NEW YORK – The Securities and Exchange Commission, in a decision dated Jan. 11, has revoked the certificate of incorporation of news website Rappler for violating the Philippine Constitution’s foreign equity restrictions on mass media.
In its statement, Rappler refuted SEC’s claims, saying the company is 100-percent Filipino owned.
“We intend to not only contest this through all legal processes available to us but also to fight for our freedom to do journalism and for your right to be heard through an independent platform like Rappler,” Rappler said in an official statement to its readers.
“We’ve been through a lot together, through good and bad—sharing stories, building communities, inspiring hope, uncovering wrongdoing, battling trolls, exposing the fake. We will continue bringing you the news, holding the powerful to account for their actions and decisions, calling attention to government lapses that further disempower the disadvantaged,” it added.
Article XVI, Section 11(1) of the Philippine Constitution, and Section 2 of Presidential Decree 1018 stipulates that “ownership and management of mass media shall be limited to Filipino citizens, corporations, cooperatives, or associations.”
Besides revoking its certificate of incorporation, the SEC also voided Omidyar Network’s Philippine depositary receipts (PDRs) saying these were fraudulent transactions of the Securities Regulation Code.
According to the Manila Times, senators on both sides of the aisle reacted to SEC’s ruling. Sen. Richard Gordon commended the SEC for enforcing the constitutional restriction on media ownership.
“If the media outlet is guilty of the alleged foreign ownership percentage claim, it should be done with due process and give Rappler a chance to prove the accusation as incorrect,” Gordon said.
Sen. Grace Poe, head of the Senate Committee on Public Information and Mass Media, wants to examine the supposed violations committed by Rappler.
“I will not yet say if the move was right or wrong because we have a process that should be followed,” she added.
In its defense, the SEC said “(t)he Foreign Equity Restriction is very clear. Anything less than 100 percent Filipino control is a violation. Conversely, anything more than exactly zero percent foreign control is a violation”.
Solicitor General Jose Calida, who was reported to have asked the SEC to probe Rappler in 2016, said he would help the corporate regulator defend its ruling in court.
“Rappler is free to seek redress before our courts,” he said. “The OSG is ready to defend the sound decision of the SEC in any forum.”
The Filipino American Press Club of New York (FAPCNY) including the Foreign Correspondents of the Philippines (FoCAP) and the National Union of Journalists of the Philippines (NUJP) denounced the SEC decision.

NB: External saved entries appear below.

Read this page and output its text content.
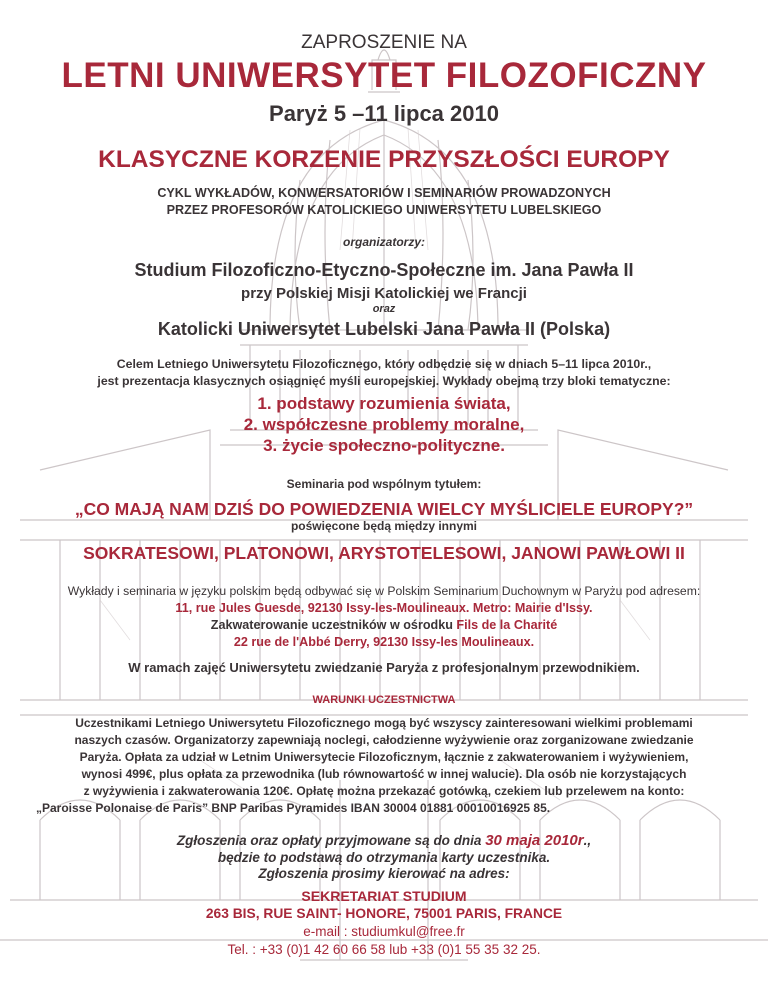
ZAPROSZENIE NA
LETNI UNIWERSYTET FILOZOFICZNY
Paryż 5 –11 lipca 2010
KLASYCZNE KORZENIE PRZYSZŁOŚCI EUROPY
CYKL WYKŁADÓW, KONWERSATORIÓW I SEMINARIÓW PROWADZONYCH
PRZEZ PROFESORÓW KATOLICKIEGO UNIWERSYTETU LUBELSKIEGO
organizatorzy:
Studium Filozoficzno-Etyczno-Społeczne im. Jana Pawła II
przy Polskiej Misji Katolickiej we Francji
oraz
Katolicki Uniwersytet Lubelski Jana Pawła II (Polska)
Celem Letniego Uniwersytetu Filozoficznego, który odbędzie się w dniach 5–11 lipca 2010r.,
jest prezentacja klasycznych osiągnięć myśli europejskiej. Wykłady obejmą trzy bloki tematyczne:
1. podstawy rozumienia świata,
2. współczesne problemy moralne,
3. życie społeczno-polityczne.
Seminaria pod wspólnym tytułem:
„CO MAJĄ NAM DZIŚ DO POWIEDZENIA WIELCY MYŚLICIELE EUROPY?”
poświęcone będą między innymi
SOKRATESOWI, PLATONOWI, ARYSTOTELESOWI, JANOWI PAWŁOWI II
Wykłady i seminaria w języku polskim będą odbywać się w Polskim Seminarium Duchownym w Paryżu pod adresem:
11, rue Jules Guesde, 92130 Issy-les-Moulineaux. Metro: Mairie d'Issy.
Zakwaterowanie uczestników w ośrodku Fils de la Charité
22 rue de l'Abbé Derry, 92130 Issy-les Moulineaux.
W ramach zajęć Uniwersytetu zwiedzanie Paryża z profesjonalnym przewodnikiem.
WARUNKI UCZESTNICTWA
Uczestnikami Letniego Uniwersytetu Filozoficznego mogą być wszyscy zainteresowani wielkimi problemami
naszych czasów. Organizatorzy zapewniają noclegi, całodzienne wyżywienie oraz zorganizowane zwiedzanie
Paryża. Opłata za udział w Letnim Uniwersytecie Filozoficznym, łącznie z zakwaterowaniem i wyżywieniem,
wynosi 499€, plus opłata za przewodnika (lub równowartość w innej walucie). Dla osób nie korzystających
z wyżywienia i zakwaterowania 120€. Opłatę można przekazać gotówką, czekiem lub przelewem na konto:
„Paroisse Polonaise de Paris” BNP Paribas Pyramides IBAN 30004 01881 00010016925 85.
Zgłoszenia oraz opłaty przyjmowane są do dnia 30 maja 2010r.,
będzie to podstawą do otrzymania karty uczestnika.
Zgłoszenia prosimy kierować na adres:
SEKRETARIAT STUDIUM
263 BIS, RUE SAINT- HONORE, 75001 PARIS, FRANCE
e-mail : studiumkul@free.fr
Tel. : +33 (0)1 42 60 66 58 lub +33 (0)1 55 35 32 25.
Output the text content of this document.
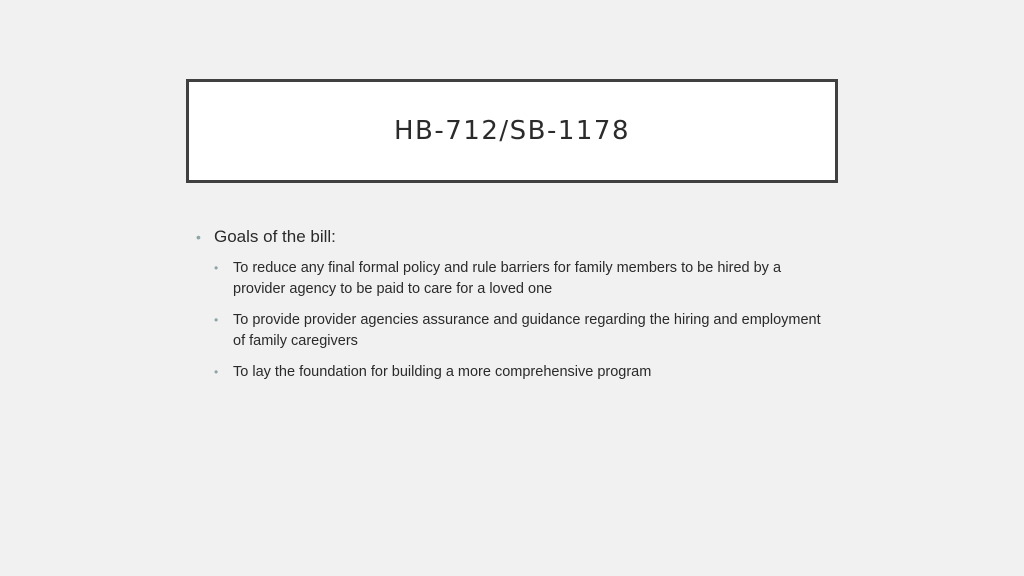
HB-712/SB-1178
• Goals of the bill:
•	To reduce any final formal policy and rule barriers for family members to be hired by a provider agency to be paid to care for a loved one
•	To provide provider agencies assurance and guidance regarding the hiring and employment of family caregivers
•	To lay the foundation for building a more comprehensive program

FAPCNY said in a statement SEC’s revocation of Rappler’s certificate of incorporation “effectively shuts down the news company’s operation, and strikes a serious blow against press freedom in the Philippines.
“The press is an institution that is vital to the full functioning of democratic systems – it serves to keep the people informed so that they can make informed decisions and be better citizens and participants in society; it serves as a counter-balance against those who wield economic and political power; and it also serves as a watchdog against abuse of power.”
FAPCNY’s statement continued: “Only a free press, free from intimidation and harassment, can effectively perform these tasks and serve the public. Any attempt to muzzle the press diminishes its capacity to be of service to the people.”
The NUJP expressed its full support to Rappler. It said “[T]he NUJP declares it full support to Rappler and all other independent media outfits that the state has threatened and may threaten to shut down,” NUJP said.
“We call on all Filipino journalists to unite and resist every and all attempts to silence us,” it added.
For its part, FoCAP said: “The decision, which is tantamount to killing the online news site, sends a chilling effect to media organizations in the country. Journalists must be able to work independently in an environment free from intimidation and harassment. An assault against journalists is an assault against democracy.”
All three organizations urged the global community to defend press freedom and freedom of expression in the Philippines.